Michael Velle, a two-time Trump voter who lives in Greene county and has taken a writing class with Cohen every year for several years, defended his teacher. Cohen, he said, “got the poet laureate based on merit and merit alone”. Told that the legislature didn’t want a county representative posting incendiary things, he laughed. “That’s ridiculous … the constitution is a clear example of an incendiary document.”
Cohen has “spent her whole life being an inclusive,” he added. ”She’s not a person who wants to hurt anybody. She just wants freedom in being able to write.”
On 14 March Cohen emailed Republican Sherry True, an acquaintance and one of the legislature’s two women members, to ask for her advice. “I’m a poet not a politician … Is there a way we can all get over this problem and move past the politics?” she wrote. “I have always operated primarily out of love – for all people, whatever they believe. I’m sorry for my Facebook posts. But I do believe we’re every one of us human. We all make mistakes. And we all deserve forgiveness.”

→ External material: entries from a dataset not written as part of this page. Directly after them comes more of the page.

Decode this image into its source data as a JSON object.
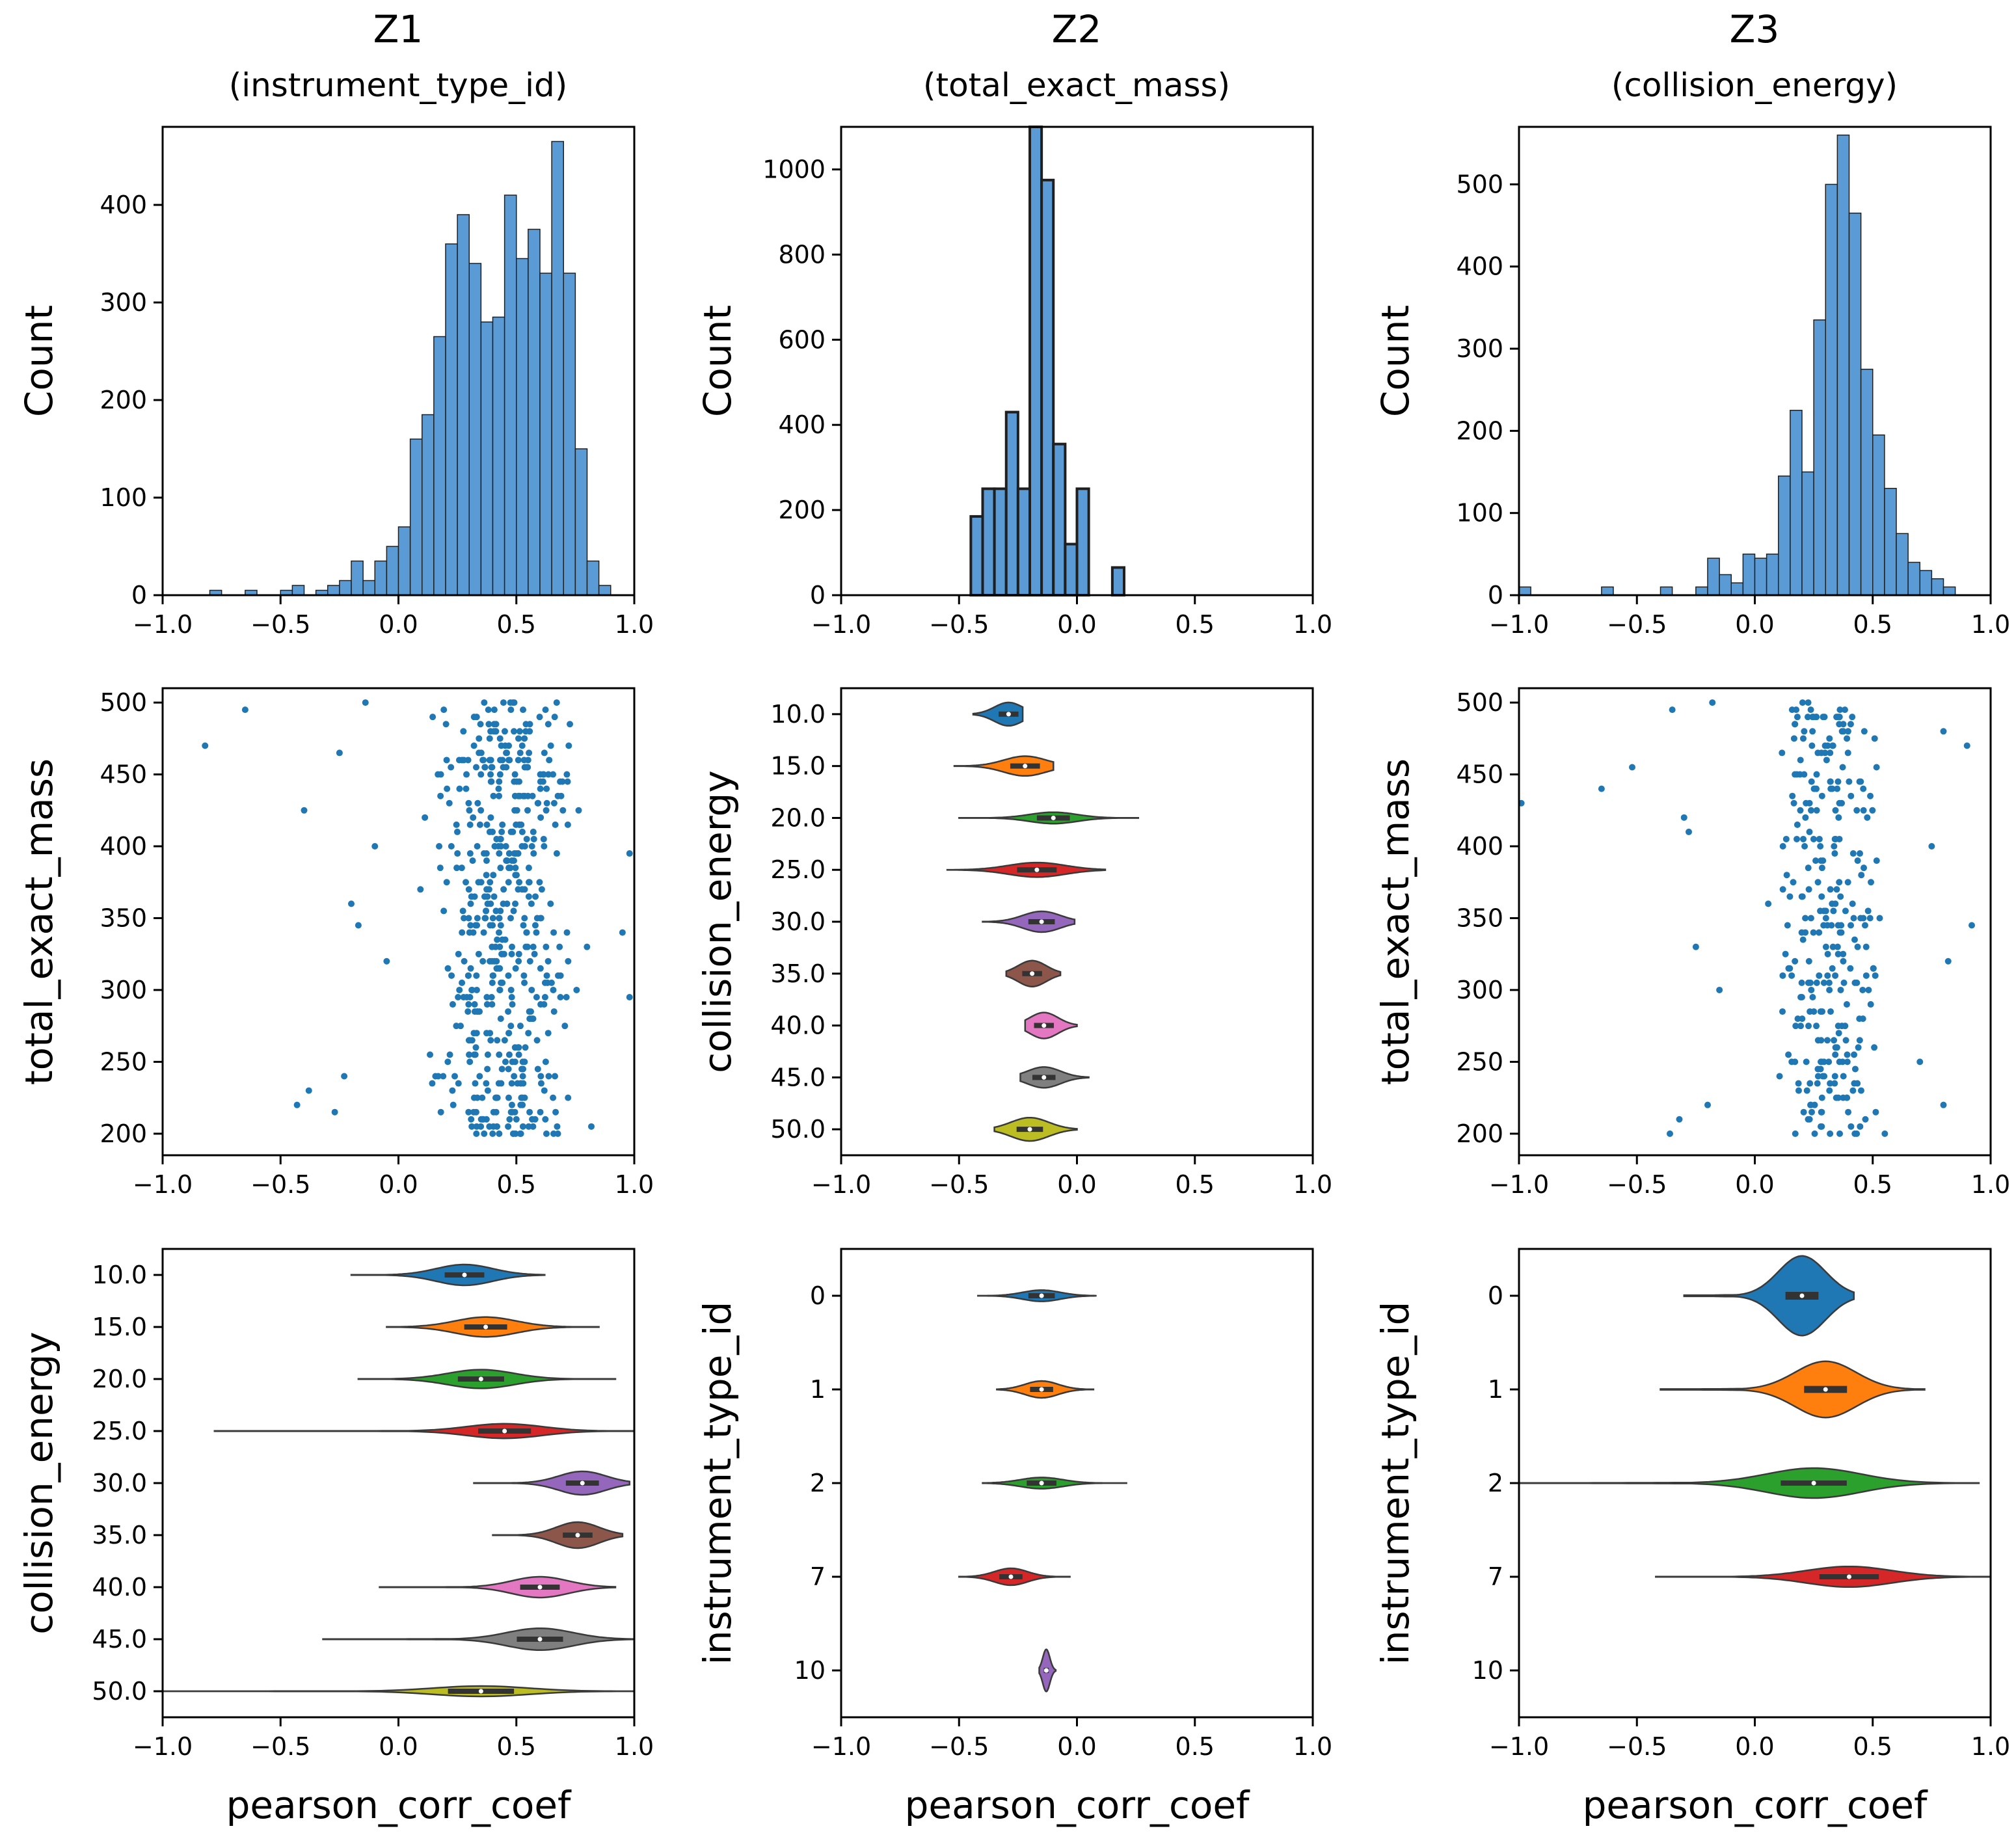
{
  "colors": {
    "bar": "#5b9bd5",
    "bar_stroke": "#1f1f1f",
    "point": "#1f77b4",
    "palette": [
      "#1f77b4",
      "#ff7f0e",
      "#2ca02c",
      "#d62728",
      "#9467bd",
      "#8c564b",
      "#e377c2",
      "#7f7f7f",
      "#bcbd22"
    ]
  },
  "columns": [
    {
      "title": "Z1",
      "subtitle": "(instrument_type_id)"
    },
    {
      "title": "Z2",
      "subtitle": "(total_exact_mass)"
    },
    {
      "title": "Z3",
      "subtitle": "(collision_energy)"
    }
  ],
  "chart_data": [
    {
      "id": "z1-hist",
      "type": "bar",
      "title": "Z1 (instrument_type_id)",
      "xlabel": "",
      "ylabel": "Count",
      "xlim": [
        -1.0,
        1.0
      ],
      "ylim": [
        0,
        480
      ],
      "xticks": [
        "−1.0",
        "−0.5",
        "0.0",
        "0.5",
        "1.0"
      ],
      "yticks": [
        {
          "v": 0,
          "label": "0"
        },
        {
          "v": 100,
          "label": "100"
        },
        {
          "v": 200,
          "label": "200"
        },
        {
          "v": 300,
          "label": "300"
        },
        {
          "v": 400,
          "label": "400"
        }
      ],
      "bin_start": -1.0,
      "bin_width": 0.05,
      "values": [
        0,
        0,
        0,
        0,
        5,
        0,
        0,
        5,
        0,
        0,
        5,
        10,
        0,
        5,
        10,
        15,
        35,
        15,
        35,
        50,
        70,
        160,
        185,
        265,
        360,
        390,
        340,
        280,
        285,
        410,
        345,
        375,
        330,
        465,
        330,
        150,
        35,
        10,
        0,
        0
      ]
    },
    {
      "id": "z2-hist",
      "type": "bar",
      "title": "Z2 (total_exact_mass)",
      "xlabel": "",
      "ylabel": "Count",
      "xlim": [
        -1.0,
        1.0
      ],
      "ylim": [
        0,
        1100
      ],
      "xticks": [
        "−1.0",
        "−0.5",
        "0.0",
        "0.5",
        "1.0"
      ],
      "yticks": [
        {
          "v": 0,
          "label": "0"
        },
        {
          "v": 200,
          "label": "200"
        },
        {
          "v": 400,
          "label": "400"
        },
        {
          "v": 600,
          "label": "600"
        },
        {
          "v": 800,
          "label": "800"
        },
        {
          "v": 1000,
          "label": "1000"
        }
      ],
      "bin_start": -0.45,
      "bin_width": 0.05,
      "values": [
        185,
        250,
        250,
        430,
        250,
        1100,
        975,
        355,
        120,
        250,
        0,
        0,
        65
      ]
    },
    {
      "id": "z3-hist",
      "type": "bar",
      "title": "Z3 (collision_energy)",
      "xlabel": "",
      "ylabel": "Count",
      "xlim": [
        -1.0,
        1.0
      ],
      "ylim": [
        0,
        570
      ],
      "xticks": [
        "−1.0",
        "−0.5",
        "0.0",
        "0.5",
        "1.0"
      ],
      "yticks": [
        {
          "v": 0,
          "label": "0"
        },
        {
          "v": 100,
          "label": "100"
        },
        {
          "v": 200,
          "label": "200"
        },
        {
          "v": 300,
          "label": "300"
        },
        {
          "v": 400,
          "label": "400"
        },
        {
          "v": 500,
          "label": "500"
        }
      ],
      "bin_start": -1.0,
      "bin_width": 0.05,
      "values": [
        10,
        0,
        0,
        0,
        0,
        0,
        0,
        10,
        0,
        0,
        0,
        0,
        10,
        0,
        0,
        10,
        45,
        25,
        15,
        50,
        45,
        50,
        145,
        225,
        150,
        335,
        500,
        560,
        465,
        275,
        195,
        130,
        75,
        40,
        30,
        20,
        10,
        0,
        0,
        0
      ]
    },
    {
      "id": "z1-scatter",
      "type": "scatter",
      "xlabel": "",
      "ylabel": "total_exact_mass",
      "xlim": [
        -1.0,
        1.0
      ],
      "ylim": [
        185,
        510
      ],
      "xticks": [
        "−1.0",
        "−0.5",
        "0.0",
        "0.5",
        "1.0"
      ],
      "yticks": [
        {
          "v": 200,
          "label": "200"
        },
        {
          "v": 250,
          "label": "250"
        },
        {
          "v": 300,
          "label": "300"
        },
        {
          "v": 350,
          "label": "350"
        },
        {
          "v": 400,
          "label": "400"
        },
        {
          "v": 450,
          "label": "450"
        },
        {
          "v": 500,
          "label": "500"
        }
      ],
      "y_range": [
        200,
        500
      ],
      "dense_x_range": [
        0.05,
        0.85
      ],
      "outliers": [
        [
          -0.82,
          470
        ],
        [
          -0.65,
          495
        ],
        [
          -0.4,
          425
        ],
        [
          -0.43,
          220
        ],
        [
          -0.38,
          230
        ],
        [
          -0.27,
          215
        ],
        [
          -0.23,
          240
        ],
        [
          -0.2,
          360
        ],
        [
          -0.17,
          345
        ],
        [
          -0.1,
          400
        ],
        [
          -0.05,
          320
        ],
        [
          0.98,
          395
        ],
        [
          0.98,
          295
        ],
        [
          0.95,
          340
        ],
        [
          -0.25,
          465
        ],
        [
          -0.14,
          500
        ]
      ]
    },
    {
      "id": "z2-violin",
      "type": "violin",
      "xlabel": "",
      "ylabel": "collision_energy",
      "xlim": [
        -1.0,
        1.0
      ],
      "xticks": [
        "−1.0",
        "−0.5",
        "0.0",
        "0.5",
        "1.0"
      ],
      "categories": [
        "10.0",
        "15.0",
        "20.0",
        "25.0",
        "30.0",
        "35.0",
        "40.0",
        "45.0",
        "50.0"
      ],
      "median": [
        -0.29,
        -0.22,
        -0.1,
        -0.17,
        -0.15,
        -0.19,
        -0.14,
        -0.14,
        -0.2
      ],
      "range": [
        [
          -0.44,
          -0.23
        ],
        [
          -0.52,
          -0.1
        ],
        [
          -0.5,
          0.26
        ],
        [
          -0.55,
          0.12
        ],
        [
          -0.4,
          -0.01
        ],
        [
          -0.3,
          -0.07
        ],
        [
          -0.22,
          0.0
        ],
        [
          -0.24,
          0.05
        ],
        [
          -0.35,
          0.0
        ]
      ],
      "bw": [
        0.06,
        0.09,
        0.1,
        0.12,
        0.08,
        0.06,
        0.06,
        0.07,
        0.08
      ],
      "maxw": [
        0.45,
        0.38,
        0.22,
        0.28,
        0.4,
        0.5,
        0.5,
        0.4,
        0.45
      ]
    },
    {
      "id": "z3-scatter",
      "type": "scatter",
      "xlabel": "",
      "ylabel": "total_exact_mass",
      "xlim": [
        -1.0,
        1.0
      ],
      "ylim": [
        185,
        510
      ],
      "xticks": [
        "−1.0",
        "−0.5",
        "0.0",
        "0.5",
        "1.0"
      ],
      "yticks": [
        {
          "v": 200,
          "label": "200"
        },
        {
          "v": 250,
          "label": "250"
        },
        {
          "v": 300,
          "label": "300"
        },
        {
          "v": 350,
          "label": "350"
        },
        {
          "v": 400,
          "label": "400"
        },
        {
          "v": 450,
          "label": "450"
        },
        {
          "v": 500,
          "label": "500"
        }
      ],
      "y_range": [
        200,
        500
      ],
      "dense_x_range": [
        0.0,
        0.6
      ],
      "outliers": [
        [
          -0.99,
          430
        ],
        [
          -0.65,
          440
        ],
        [
          -0.52,
          455
        ],
        [
          -0.35,
          495
        ],
        [
          -0.18,
          500
        ],
        [
          -0.3,
          420
        ],
        [
          -0.28,
          410
        ],
        [
          -0.25,
          330
        ],
        [
          -0.2,
          220
        ],
        [
          -0.36,
          200
        ],
        [
          -0.32,
          210
        ],
        [
          -0.15,
          300
        ],
        [
          0.8,
          480
        ],
        [
          0.9,
          470
        ],
        [
          0.75,
          400
        ],
        [
          0.82,
          320
        ],
        [
          0.92,
          345
        ],
        [
          0.8,
          220
        ],
        [
          0.7,
          250
        ]
      ]
    },
    {
      "id": "z1-violin",
      "type": "violin",
      "xlabel": "pearson_corr_coef",
      "ylabel": "collision_energy",
      "xlim": [
        -1.0,
        1.0
      ],
      "xticks": [
        "−1.0",
        "−0.5",
        "0.0",
        "0.5",
        "1.0"
      ],
      "categories": [
        "10.0",
        "15.0",
        "20.0",
        "25.0",
        "30.0",
        "35.0",
        "40.0",
        "45.0",
        "50.0"
      ],
      "median": [
        0.28,
        0.37,
        0.35,
        0.45,
        0.78,
        0.76,
        0.6,
        0.6,
        0.35
      ],
      "range": [
        [
          -0.2,
          0.62
        ],
        [
          -0.05,
          0.85
        ],
        [
          -0.17,
          0.92
        ],
        [
          -0.78,
          1.0
        ],
        [
          0.32,
          0.98
        ],
        [
          0.4,
          0.95
        ],
        [
          -0.08,
          0.92
        ],
        [
          -0.32,
          1.0
        ],
        [
          -1.0,
          1.0
        ]
      ],
      "bw": [
        0.12,
        0.13,
        0.14,
        0.16,
        0.1,
        0.09,
        0.12,
        0.14,
        0.2
      ],
      "maxw": [
        0.4,
        0.38,
        0.36,
        0.28,
        0.45,
        0.5,
        0.4,
        0.42,
        0.2
      ]
    },
    {
      "id": "z2-violin-inst",
      "type": "violin",
      "xlabel": "pearson_corr_coef",
      "ylabel": "instrument_type_id",
      "xlim": [
        -1.0,
        1.0
      ],
      "xticks": [
        "−1.0",
        "−0.5",
        "0.0",
        "0.5",
        "1.0"
      ],
      "categories": [
        "0",
        "1",
        "2",
        "7",
        "10"
      ],
      "median": [
        -0.15,
        -0.15,
        -0.15,
        -0.28,
        -0.13
      ],
      "range": [
        [
          -0.42,
          0.08
        ],
        [
          -0.34,
          0.07
        ],
        [
          -0.4,
          0.21
        ],
        [
          -0.5,
          -0.03
        ],
        [
          -0.16,
          -0.09
        ]
      ],
      "bw": [
        0.08,
        0.07,
        0.09,
        0.07,
        0.015
      ],
      "maxw": [
        0.12,
        0.18,
        0.12,
        0.18,
        0.45
      ]
    },
    {
      "id": "z3-violin-inst",
      "type": "violin",
      "xlabel": "pearson_corr_coef",
      "ylabel": "instrument_type_id",
      "xlim": [
        -1.0,
        1.0
      ],
      "xticks": [
        "−1.0",
        "−0.5",
        "0.0",
        "0.5",
        "1.0"
      ],
      "categories": [
        "0",
        "1",
        "2",
        "7",
        "10"
      ],
      "median": [
        0.2,
        0.3,
        0.25,
        0.4,
        null
      ],
      "range": [
        [
          -0.3,
          0.42
        ],
        [
          -0.4,
          0.72
        ],
        [
          -1.0,
          0.95
        ],
        [
          -0.42,
          1.0
        ],
        null
      ],
      "bw": [
        0.1,
        0.13,
        0.2,
        0.18,
        0
      ],
      "maxw": [
        0.85,
        0.6,
        0.32,
        0.22,
        0
      ]
    }
  ]
}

The exchange ended after True said that although she supported Cohen “as a poet”, she would vote to strip her of her post because of “speech that includes the killing of a president”. True did not return requests for comment.
Cohen is most disappointed by what she sees as a missed opportunity to bring the community together. “If I can make this an opportunity for dialogue, which I feel I’ve already started to do, that’s the poem.” she said. She added: “I still love Greene county.”